Inhibitory effects of a selective Jak2 inhibitor on adrenocorticotropic hormone production and proliferation of corticotroph tumor AtT20 cells

Abstract

Purpose

The primary cause of Cushing’s disease is adrenocorticotropic hormone (ACTH)-producing pituitary adenomas. EGFR signaling induces POMC mRNA-transcript levels and ACTH secretion from corticotroph tumors. The Jak–STAT pathway is located downstream of EGFR signaling; therefore, a Jak2 inhibitor could be an effective therapy for EGFR-related tumors. In this study, we determined the effect of a potent and selective Jak2 inhibitor, SD1029, on ACTH production and proliferation in mouse AtT20 corticotroph tumor cells.

Materials and methods

AtT20 pituitary corticotroph tumor cells were cultured after transfection with PTTG1- or GADD45β-specific siRNA. Expression levels of mouse POMC, PTTG1, and GADD45β mRNAs were evaluated using quantitative real-time polymerase chain reaction. ACTH levels were measured using ACTH ELISA. Western blot analysis was performed to examine protein expression of phosphorylated STAT3/STAT3. Viable cells and DNA fragmentation were measured using a cell-proliferation assay and cell-death detection ELISA, respectively. Cellular DNA content was analyzed using fluorescence-activated cell sorting.

Results

SD1029 decreased POMC and PTTG1 mRNA and ACTH levels, while increasing GADD45β levels.
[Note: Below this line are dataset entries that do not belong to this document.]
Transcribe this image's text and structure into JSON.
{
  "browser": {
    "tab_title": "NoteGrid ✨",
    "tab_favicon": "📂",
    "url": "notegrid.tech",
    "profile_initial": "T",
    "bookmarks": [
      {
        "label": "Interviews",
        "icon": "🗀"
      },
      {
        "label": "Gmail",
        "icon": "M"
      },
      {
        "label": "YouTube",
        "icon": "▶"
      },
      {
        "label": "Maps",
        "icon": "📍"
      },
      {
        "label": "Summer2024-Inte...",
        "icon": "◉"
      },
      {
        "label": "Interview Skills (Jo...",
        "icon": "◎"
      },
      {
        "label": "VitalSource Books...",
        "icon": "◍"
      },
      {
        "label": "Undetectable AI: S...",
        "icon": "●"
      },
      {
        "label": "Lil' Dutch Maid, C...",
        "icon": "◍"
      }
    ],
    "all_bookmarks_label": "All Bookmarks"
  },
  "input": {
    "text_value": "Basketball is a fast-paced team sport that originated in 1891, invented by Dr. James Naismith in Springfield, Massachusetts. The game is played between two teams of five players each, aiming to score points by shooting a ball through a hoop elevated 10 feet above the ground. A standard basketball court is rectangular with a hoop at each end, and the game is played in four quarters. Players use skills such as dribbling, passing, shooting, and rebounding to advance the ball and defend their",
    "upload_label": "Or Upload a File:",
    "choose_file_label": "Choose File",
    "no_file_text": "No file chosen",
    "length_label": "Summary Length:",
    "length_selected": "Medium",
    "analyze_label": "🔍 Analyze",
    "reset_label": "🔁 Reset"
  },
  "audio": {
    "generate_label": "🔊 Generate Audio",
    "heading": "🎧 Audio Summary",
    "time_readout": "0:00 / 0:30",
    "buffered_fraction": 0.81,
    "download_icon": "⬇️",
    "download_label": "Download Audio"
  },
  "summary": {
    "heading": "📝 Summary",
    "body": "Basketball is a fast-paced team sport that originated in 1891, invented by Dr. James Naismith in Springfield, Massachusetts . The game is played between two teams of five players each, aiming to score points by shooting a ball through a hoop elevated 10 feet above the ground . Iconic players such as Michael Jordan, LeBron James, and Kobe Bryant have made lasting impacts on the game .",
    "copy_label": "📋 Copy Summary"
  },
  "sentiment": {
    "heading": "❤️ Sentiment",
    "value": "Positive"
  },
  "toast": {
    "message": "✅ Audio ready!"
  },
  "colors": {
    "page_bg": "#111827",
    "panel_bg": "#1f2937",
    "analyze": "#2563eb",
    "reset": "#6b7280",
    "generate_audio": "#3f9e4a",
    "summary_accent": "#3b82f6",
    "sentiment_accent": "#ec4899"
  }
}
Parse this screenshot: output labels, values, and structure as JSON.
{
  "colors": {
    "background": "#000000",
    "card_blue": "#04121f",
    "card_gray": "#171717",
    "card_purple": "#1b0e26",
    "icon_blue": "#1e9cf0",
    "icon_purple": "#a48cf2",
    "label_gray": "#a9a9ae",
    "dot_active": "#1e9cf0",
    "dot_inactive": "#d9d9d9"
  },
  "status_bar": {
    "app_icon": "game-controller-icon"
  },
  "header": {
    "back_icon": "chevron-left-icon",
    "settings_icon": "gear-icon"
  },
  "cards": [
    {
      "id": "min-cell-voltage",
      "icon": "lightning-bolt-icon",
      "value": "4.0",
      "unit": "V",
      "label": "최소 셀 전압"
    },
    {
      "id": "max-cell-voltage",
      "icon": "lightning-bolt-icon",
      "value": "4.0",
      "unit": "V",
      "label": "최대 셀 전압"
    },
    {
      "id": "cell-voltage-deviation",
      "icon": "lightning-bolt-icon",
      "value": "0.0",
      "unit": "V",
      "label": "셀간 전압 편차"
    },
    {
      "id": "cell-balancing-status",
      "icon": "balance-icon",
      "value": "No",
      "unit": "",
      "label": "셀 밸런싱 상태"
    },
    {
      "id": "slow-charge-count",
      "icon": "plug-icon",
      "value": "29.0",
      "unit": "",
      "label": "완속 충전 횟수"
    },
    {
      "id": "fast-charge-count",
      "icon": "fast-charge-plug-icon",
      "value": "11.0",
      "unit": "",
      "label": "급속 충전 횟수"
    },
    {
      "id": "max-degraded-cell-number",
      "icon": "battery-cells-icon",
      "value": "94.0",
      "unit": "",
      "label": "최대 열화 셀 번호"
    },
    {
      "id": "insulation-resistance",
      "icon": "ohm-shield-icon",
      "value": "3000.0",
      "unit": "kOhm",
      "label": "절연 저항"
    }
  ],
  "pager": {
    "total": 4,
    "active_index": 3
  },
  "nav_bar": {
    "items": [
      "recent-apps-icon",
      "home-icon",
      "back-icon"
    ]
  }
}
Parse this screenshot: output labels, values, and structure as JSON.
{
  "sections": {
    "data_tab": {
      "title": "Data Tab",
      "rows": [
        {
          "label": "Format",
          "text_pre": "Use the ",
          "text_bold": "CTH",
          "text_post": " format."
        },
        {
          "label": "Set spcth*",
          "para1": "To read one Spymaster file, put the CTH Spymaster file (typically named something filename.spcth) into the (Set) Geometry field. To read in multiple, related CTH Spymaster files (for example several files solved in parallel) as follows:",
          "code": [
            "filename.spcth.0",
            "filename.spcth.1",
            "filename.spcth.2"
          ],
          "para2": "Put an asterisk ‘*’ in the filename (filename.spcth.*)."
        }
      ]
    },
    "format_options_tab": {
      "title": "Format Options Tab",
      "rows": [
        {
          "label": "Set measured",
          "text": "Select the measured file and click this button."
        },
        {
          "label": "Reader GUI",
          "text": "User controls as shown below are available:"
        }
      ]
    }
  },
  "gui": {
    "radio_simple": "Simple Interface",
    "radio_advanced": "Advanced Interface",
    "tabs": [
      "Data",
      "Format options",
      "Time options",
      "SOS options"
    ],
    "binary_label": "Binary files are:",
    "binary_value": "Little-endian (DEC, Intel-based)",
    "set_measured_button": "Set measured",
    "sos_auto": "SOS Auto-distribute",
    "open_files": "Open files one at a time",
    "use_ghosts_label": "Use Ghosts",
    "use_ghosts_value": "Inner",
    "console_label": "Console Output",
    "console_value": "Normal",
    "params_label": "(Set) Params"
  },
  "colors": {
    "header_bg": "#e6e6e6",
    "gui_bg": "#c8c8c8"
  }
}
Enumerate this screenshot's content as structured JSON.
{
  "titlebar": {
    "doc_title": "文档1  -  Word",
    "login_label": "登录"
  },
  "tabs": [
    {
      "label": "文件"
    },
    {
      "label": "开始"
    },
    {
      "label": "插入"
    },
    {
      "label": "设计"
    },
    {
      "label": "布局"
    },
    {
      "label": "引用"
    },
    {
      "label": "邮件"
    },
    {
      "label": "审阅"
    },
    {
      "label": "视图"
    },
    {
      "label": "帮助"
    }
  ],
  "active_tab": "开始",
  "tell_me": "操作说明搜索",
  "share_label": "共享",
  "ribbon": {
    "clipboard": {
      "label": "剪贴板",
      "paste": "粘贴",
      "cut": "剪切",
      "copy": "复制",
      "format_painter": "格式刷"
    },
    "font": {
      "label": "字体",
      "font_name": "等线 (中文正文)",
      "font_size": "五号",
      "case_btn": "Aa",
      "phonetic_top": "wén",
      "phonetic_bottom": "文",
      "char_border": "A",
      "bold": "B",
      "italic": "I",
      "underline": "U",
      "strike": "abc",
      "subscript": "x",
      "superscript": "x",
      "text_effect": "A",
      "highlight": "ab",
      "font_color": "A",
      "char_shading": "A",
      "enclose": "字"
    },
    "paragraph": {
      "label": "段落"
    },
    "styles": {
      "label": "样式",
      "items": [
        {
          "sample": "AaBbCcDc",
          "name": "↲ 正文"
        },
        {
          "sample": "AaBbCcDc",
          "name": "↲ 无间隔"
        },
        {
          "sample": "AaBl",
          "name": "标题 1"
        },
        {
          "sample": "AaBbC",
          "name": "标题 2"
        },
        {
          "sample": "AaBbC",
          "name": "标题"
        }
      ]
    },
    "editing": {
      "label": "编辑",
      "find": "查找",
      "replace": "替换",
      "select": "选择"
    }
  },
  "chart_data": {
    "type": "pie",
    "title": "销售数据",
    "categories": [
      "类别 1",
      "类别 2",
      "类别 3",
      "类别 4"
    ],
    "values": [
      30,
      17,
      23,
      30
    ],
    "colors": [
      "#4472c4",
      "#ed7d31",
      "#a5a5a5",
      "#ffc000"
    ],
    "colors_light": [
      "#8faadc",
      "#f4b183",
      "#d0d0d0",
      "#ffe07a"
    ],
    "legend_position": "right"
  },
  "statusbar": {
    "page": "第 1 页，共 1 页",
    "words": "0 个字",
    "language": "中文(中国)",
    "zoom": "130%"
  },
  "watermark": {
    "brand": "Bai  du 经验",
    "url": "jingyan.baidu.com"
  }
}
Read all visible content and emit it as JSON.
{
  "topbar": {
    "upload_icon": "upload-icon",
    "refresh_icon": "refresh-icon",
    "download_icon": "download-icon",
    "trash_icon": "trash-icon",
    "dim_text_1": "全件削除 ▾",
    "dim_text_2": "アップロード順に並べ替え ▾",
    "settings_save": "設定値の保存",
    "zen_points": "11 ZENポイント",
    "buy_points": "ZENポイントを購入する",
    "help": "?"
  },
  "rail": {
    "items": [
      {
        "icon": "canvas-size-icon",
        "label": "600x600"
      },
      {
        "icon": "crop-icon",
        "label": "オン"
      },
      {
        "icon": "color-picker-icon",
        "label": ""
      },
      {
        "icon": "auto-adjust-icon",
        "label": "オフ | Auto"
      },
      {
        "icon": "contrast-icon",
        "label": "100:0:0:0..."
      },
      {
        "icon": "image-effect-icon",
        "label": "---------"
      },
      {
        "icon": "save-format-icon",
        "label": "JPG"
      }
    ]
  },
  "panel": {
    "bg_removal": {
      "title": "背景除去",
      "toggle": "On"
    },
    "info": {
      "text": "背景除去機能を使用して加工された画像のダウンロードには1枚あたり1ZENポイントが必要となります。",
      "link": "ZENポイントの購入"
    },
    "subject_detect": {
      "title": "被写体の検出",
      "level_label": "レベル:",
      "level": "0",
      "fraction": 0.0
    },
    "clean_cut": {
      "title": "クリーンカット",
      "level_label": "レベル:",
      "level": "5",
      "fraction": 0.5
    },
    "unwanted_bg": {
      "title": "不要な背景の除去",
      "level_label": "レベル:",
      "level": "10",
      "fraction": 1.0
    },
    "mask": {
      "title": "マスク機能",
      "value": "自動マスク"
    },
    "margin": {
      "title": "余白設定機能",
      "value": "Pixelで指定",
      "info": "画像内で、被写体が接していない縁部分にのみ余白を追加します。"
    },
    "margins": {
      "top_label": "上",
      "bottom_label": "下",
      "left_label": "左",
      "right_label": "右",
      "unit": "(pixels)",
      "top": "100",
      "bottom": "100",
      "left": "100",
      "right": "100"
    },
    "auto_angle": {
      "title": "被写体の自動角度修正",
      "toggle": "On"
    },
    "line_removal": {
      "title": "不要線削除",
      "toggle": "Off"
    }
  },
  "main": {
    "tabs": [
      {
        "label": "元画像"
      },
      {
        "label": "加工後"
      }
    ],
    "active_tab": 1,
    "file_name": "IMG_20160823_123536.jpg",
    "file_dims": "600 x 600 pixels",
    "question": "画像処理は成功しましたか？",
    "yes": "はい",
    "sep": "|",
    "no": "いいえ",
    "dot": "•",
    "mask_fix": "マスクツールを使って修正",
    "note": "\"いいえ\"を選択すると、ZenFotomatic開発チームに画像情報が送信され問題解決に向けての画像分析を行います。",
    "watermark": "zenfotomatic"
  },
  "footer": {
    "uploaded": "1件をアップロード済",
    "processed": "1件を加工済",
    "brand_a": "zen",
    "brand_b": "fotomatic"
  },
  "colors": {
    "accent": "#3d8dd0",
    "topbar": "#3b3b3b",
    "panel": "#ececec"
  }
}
The drug also decreased AtT20-cell proliferation and induced apoptosis, but did not alter cell-cycle progression. SD1029 also inhibited STAT3 phosphorylation. PTTG1 knockdown inhibited POMC mRNA levels and cell proliferation. However, combined treatment with PTTG1 knockdown and SD1029 had no additive effect on POMC mRNA levels or cell proliferation. GADD45β knockdown inhibited the SD1029-induced decrease in POMC mRNA levels and also partially inhibited the decrease in cell proliferation.

Conclusion

Both PTTG1 and GADD45β may be responsible, at least in part, for the Jak2-induced suppression of ACTH synthesis and cell proliferation. Accordingly, therapies that target EGFR-dependent Jak2/STAT3 may have clinical applications for treating Cushing’s disease.

Keywords:

• Cushing’s disease
• adrenocorticotropic hormone
• POMC
• pituitary tumor
• treatment

Acknowledgments

We thank the Department of Social Medicine, Hirosaki University Graduate School of Medicine for assistance with the FACS analysis.

Author contributions

All authors made substantial contributions to conception and design, acquisition of data, or analysis and interpretation of data; took part in drafting the article or revising it critically for important intellectual content; gave final approval of the version to be published; and agreed to be accountable for all aspects of the work. All authors contributed toward data analysis, drafting and critically revising the paper and agree to be accountable for all aspects of the work.

Disclosure

The authors report no conflicts of interest in this work.